14ème Dimanche Temps ordinaire Année B

Mc 6, 1-6

Scandale du prophète

Par le Père Pierre ABRY,

           Lorsque Dieu s’est manifesté au Sinaï, le peuple entendait les voix et voyait la montagne embrasée. Épouvanté, saisi d’effroi, il a demandé à Moïse : « Parle-nous, toi, et nous écouterons ; que Dieu ne nous parle pas, de peur que nous ne mourions. » (Ex 20,19) Pour la postérité, Moïse assure que « le Seigneur ton Dieu te suscitera, du milieu de toi, d’entre tes frères, un prophète tel que moi. Vous l’écouterez. » (Dt 18,15)

      Lorsque paraît le Christ, pour certains, « c’est vraiment lui le Prophète qui doit venir. » (Jn 6,14) Mais à Nazareth, chez les siens, cela tourne au scandale. A entendre son enseignement, on s’interroge : « D’où cela lui vient-il ? Quelle est cette sagesse qui lui a été donnée ? » On s’étonne de voir « ces grands miracles qui se réalisent par ses mains. » Entendre et voir la manifestation de Dieu au Sinaï était insupportable ; l’entendre et le voir devenu semblable à nous ne l’est pas moins. Trop transcendant au Sinaï, le voilà devenu trop « l’un de nous ». Trop ceci ou cela… toujours de trop à l’homme qui se fait dieu.

       Il en sera de même pour les disciples.
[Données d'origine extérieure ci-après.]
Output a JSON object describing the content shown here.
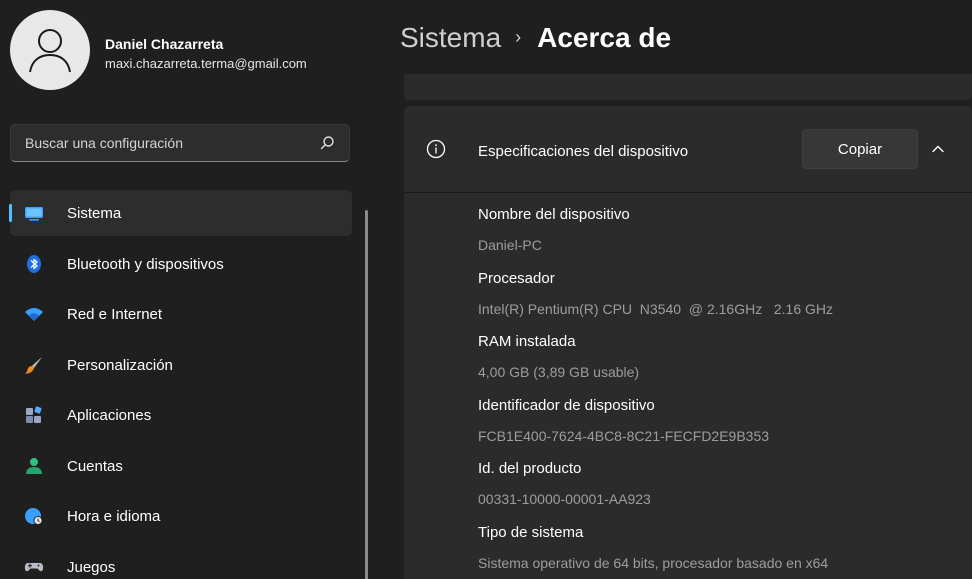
{
  "user": {
    "name": "Daniel Chazarreta",
    "email": "maxi.chazarreta.terma@gmail.com"
  },
  "search": {
    "placeholder": "Buscar una configuración"
  },
  "nav": {
    "items": [
      {
        "label": "Sistema",
        "icon": "monitor-icon",
        "active": true
      },
      {
        "label": "Bluetooth y dispositivos",
        "icon": "bluetooth-icon"
      },
      {
        "label": "Red e Internet",
        "icon": "wifi-icon"
      },
      {
        "label": "Personalización",
        "icon": "brush-icon"
      },
      {
        "label": "Aplicaciones",
        "icon": "apps-icon"
      },
      {
        "label": "Cuentas",
        "icon": "person-icon"
      },
      {
        "label": "Hora e idioma",
        "icon": "globe-clock-icon"
      },
      {
        "label": "Juegos",
        "icon": "gamepad-icon"
      }
    ]
  },
  "header": {
    "parent": "Sistema",
    "separator": "›",
    "current": "Acerca de"
  },
  "specs_card": {
    "title": "Especificaciones del dispositivo",
    "copy_label": "Copiar",
    "rows": [
      {
        "label": "Nombre del dispositivo",
        "value": "Daniel-PC"
      },
      {
        "label": "Procesador",
        "value": "Intel(R) Pentium(R) CPU  N3540  @ 2.16GHz   2.16 GHz"
      },
      {
        "label": "RAM instalada",
        "value": "4,00 GB (3,89 GB usable)"
      },
      {
        "label": "Identificador de dispositivo",
        "value": "FCB1E400-7624-4BC8-8C21-FECFD2E9B353"
      },
      {
        "label": "Id. del producto",
        "value": "00331-10000-00001-AA923"
      },
      {
        "label": "Tipo de sistema",
        "value": "Sistema operativo de 64 bits, procesador basado en x64"
      }
    ]
  },
  "colors": {
    "accent": "#4cc2ff",
    "background": "#1f1f1f",
    "card": "#2b2b2b",
    "secondary_text": "#9d9d9d"
  }
}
Annonçant le Christ ressuscité devant le Sanhédrin, Etienne s’exclamera : « Hommes à la nuque raide, incirconcis de cœur et d’oreille, vous résistez toujours à l’Esprit Saint ! Tels vos pères, tels vous-mêmes ! Lequel des prophètes vos pères n’ont-ils pas persécuté ? Ils ont tué ceux qui prédisaient la venue du Juste, celui-là même que maintenant vous venez de trahir et d’assassiner. » (Ac 7,51-52)

    Pourquoi donc cette hostilité à Nazareth et aujourd’hui encore ? Jésus est scandale pour ses proches, littéralement pierre d’achoppement, sur laquelle on bute et trébuche. L’Église l’est de même. Toujours on bute sur l’humanité assumée de Jésus à Nazareth, ou son humanité ecclésiale actuelle. Constamment l’homme invoque des raisons secondes et extérieures, pour se défiler à la raison première qui s’impose intuitivement à lui, de l’intérieur, par la conscience et le cœur. Il invoque ses perceptions et ses idées, pour ne pas se rendre à l’évidence, à la réalité de l’amour de Dieu pour lui. Combien il est parfois difficile à qui a connu le Christ dans son enfance, de dépasser, dans une foi adulte, des images infantiles de Dieu qui paralysent et font trébucher comme alors à Nazareth.

    Lorsque l’orgueil pousse et enferme dans l’obstination, quel remède reste-t-il ? Le Christ n’est pas venu convaincre l’homme, mais vaincre son péché. Il prend sur lui le refus de Dieu qui traverse l’histoire du salut et le cœur de l’homme depuis la Genèse, afin de nous réconcilier au Père.